Youth vote posters, mid-1960s. National Museum of American History, Behring Center

Organizations like the Student Nonviolent Coordinating Committee and the Congress of Racial Equality used dramatic photographs and bold graphic designs, like those seen in these youth voting posters, to encourage voter registration, a quintessential civil right. Their efforts helped encourage twenty-five thousand people to march from Selma to Montgomery, Alabama, in 1965 to protest the illegal barriers many African Americans encountered when they tried to register to vote.

A jean jacket with pins

Denim jacket worn by Joan Trumpauer Mulholland with twenty-three political activist buttons, 1960s. National Museum of African American History and Culture, Gift from the Trumpauer-Mulholland Collection

Joan Trumpauer joined SNCC in 1960 and served as an office assistant in Mississippi for several years. She participated in several sit-ins as well as the Freedom Rides. This vest demonstrates her longstanding commitment to the cause of equal rights. One button attached to the collar reads "Never" and was created by the White Citizens Council of Jackson, Mississippi, to indicate the group’s opposition to integration. By acquiring buttons like this and wearing them upside down, SNCC protesters aimed to invert their original meaning.

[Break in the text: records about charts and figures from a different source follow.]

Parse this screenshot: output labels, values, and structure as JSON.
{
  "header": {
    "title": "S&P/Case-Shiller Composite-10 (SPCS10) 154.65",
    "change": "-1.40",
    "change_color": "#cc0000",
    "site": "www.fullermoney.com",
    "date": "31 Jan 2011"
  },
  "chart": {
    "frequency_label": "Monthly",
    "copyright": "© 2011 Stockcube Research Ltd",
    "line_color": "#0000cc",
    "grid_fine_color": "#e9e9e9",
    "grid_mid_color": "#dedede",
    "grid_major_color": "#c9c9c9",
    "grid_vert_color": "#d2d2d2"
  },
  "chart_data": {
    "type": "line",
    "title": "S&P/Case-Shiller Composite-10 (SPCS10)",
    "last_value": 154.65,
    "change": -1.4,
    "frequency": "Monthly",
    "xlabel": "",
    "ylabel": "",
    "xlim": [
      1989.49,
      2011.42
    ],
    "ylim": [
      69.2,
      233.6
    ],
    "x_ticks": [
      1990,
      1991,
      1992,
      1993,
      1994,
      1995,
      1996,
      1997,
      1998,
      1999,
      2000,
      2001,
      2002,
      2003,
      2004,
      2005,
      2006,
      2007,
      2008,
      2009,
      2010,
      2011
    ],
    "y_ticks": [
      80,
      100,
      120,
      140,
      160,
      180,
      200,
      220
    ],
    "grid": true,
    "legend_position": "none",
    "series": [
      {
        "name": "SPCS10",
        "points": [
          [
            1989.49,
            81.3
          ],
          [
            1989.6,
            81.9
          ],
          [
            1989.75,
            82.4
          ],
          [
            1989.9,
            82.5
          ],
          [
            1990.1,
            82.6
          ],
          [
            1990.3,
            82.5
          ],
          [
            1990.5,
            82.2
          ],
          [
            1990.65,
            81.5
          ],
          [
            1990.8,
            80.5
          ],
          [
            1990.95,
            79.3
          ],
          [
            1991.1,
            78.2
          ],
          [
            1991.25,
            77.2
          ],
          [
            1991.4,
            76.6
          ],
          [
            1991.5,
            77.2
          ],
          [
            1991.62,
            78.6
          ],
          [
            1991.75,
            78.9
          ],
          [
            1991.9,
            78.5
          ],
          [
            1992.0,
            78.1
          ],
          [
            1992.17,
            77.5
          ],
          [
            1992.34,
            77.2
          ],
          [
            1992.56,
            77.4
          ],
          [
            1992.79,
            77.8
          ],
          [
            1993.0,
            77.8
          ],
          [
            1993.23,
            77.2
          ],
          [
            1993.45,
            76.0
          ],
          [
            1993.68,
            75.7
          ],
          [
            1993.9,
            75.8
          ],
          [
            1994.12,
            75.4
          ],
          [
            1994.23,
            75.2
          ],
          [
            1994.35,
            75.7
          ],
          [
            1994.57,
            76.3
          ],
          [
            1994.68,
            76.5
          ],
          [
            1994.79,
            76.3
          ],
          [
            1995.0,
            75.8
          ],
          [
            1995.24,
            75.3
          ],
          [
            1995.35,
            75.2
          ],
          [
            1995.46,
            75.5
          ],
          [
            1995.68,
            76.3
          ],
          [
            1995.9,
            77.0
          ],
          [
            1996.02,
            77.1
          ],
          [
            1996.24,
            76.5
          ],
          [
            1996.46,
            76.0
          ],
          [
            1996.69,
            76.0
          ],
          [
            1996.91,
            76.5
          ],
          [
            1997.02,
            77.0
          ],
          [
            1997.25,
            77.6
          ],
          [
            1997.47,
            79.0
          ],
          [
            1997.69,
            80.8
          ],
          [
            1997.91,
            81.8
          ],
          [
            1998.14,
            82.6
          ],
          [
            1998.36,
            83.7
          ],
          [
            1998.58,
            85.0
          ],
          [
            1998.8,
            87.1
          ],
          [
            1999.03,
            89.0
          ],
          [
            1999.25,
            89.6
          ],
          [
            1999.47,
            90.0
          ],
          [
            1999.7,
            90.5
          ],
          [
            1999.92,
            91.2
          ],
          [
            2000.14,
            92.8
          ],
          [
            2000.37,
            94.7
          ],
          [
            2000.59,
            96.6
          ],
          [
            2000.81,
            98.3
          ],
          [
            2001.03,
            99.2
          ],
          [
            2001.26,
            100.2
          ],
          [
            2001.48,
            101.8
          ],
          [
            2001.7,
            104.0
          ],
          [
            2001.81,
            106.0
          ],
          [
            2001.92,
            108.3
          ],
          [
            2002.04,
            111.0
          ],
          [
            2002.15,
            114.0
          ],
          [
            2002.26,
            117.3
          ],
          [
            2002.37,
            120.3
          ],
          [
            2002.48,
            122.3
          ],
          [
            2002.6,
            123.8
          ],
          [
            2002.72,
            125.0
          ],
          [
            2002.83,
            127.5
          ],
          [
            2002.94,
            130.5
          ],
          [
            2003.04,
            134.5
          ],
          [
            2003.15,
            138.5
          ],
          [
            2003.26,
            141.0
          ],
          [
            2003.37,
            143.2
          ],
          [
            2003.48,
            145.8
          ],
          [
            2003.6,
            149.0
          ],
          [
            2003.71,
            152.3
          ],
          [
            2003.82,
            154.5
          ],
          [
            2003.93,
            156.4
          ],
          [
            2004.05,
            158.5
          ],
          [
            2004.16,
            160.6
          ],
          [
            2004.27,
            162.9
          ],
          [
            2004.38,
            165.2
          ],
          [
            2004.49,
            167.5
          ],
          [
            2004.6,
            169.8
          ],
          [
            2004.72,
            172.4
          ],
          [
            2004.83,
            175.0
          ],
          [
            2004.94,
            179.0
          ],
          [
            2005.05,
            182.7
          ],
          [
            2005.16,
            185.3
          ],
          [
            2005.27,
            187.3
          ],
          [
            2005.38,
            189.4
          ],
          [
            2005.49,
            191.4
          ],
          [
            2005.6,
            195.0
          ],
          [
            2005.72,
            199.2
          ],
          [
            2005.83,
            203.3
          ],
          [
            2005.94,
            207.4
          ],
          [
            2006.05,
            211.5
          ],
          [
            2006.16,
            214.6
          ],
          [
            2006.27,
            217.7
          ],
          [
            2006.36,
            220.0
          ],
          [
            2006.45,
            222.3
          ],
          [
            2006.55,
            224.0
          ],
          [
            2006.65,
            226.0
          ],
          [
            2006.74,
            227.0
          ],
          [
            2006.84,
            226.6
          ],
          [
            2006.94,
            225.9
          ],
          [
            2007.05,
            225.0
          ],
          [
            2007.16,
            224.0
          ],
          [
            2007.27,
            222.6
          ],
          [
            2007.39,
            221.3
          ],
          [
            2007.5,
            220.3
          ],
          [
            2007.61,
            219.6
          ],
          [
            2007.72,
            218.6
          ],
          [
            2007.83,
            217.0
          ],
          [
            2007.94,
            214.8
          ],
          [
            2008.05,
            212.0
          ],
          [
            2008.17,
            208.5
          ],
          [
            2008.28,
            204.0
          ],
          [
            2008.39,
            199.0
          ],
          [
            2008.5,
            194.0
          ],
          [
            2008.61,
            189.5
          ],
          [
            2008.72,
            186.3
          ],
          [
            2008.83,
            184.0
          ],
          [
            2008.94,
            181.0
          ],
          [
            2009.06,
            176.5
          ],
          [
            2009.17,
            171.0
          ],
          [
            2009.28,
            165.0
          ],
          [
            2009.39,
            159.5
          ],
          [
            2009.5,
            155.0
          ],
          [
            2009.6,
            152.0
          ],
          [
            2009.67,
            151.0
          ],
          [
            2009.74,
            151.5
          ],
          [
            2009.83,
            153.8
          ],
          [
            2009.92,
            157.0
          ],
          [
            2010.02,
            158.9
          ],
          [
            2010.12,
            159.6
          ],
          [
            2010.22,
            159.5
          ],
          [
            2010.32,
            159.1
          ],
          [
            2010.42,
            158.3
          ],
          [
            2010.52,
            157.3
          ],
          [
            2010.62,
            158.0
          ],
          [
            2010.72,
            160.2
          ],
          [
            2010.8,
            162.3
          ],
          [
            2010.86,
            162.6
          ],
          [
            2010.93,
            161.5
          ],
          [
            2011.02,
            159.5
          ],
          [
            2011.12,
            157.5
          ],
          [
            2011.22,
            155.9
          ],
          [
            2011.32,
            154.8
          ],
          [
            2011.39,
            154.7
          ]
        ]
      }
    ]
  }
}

A pen that President Johnson used to sign the voting rights act of 1965.

1965 Voting Rights Act signing pen used by Lyndon B. Johnson. National Museum of African American History and Culture

President Lyndon B. Johnson used this pen to sign into law the Voting Rights Act of 1965. The act outlawed the discriminatory voting practices that had led to the widespread disenfranchisement of African Americans throughout the country, which included literacy tests, poll taxes, and grandfather clauses. It prohibited voting qualifications that denied or abridged "the right of any citizen of the United States to vote on the account of race or color."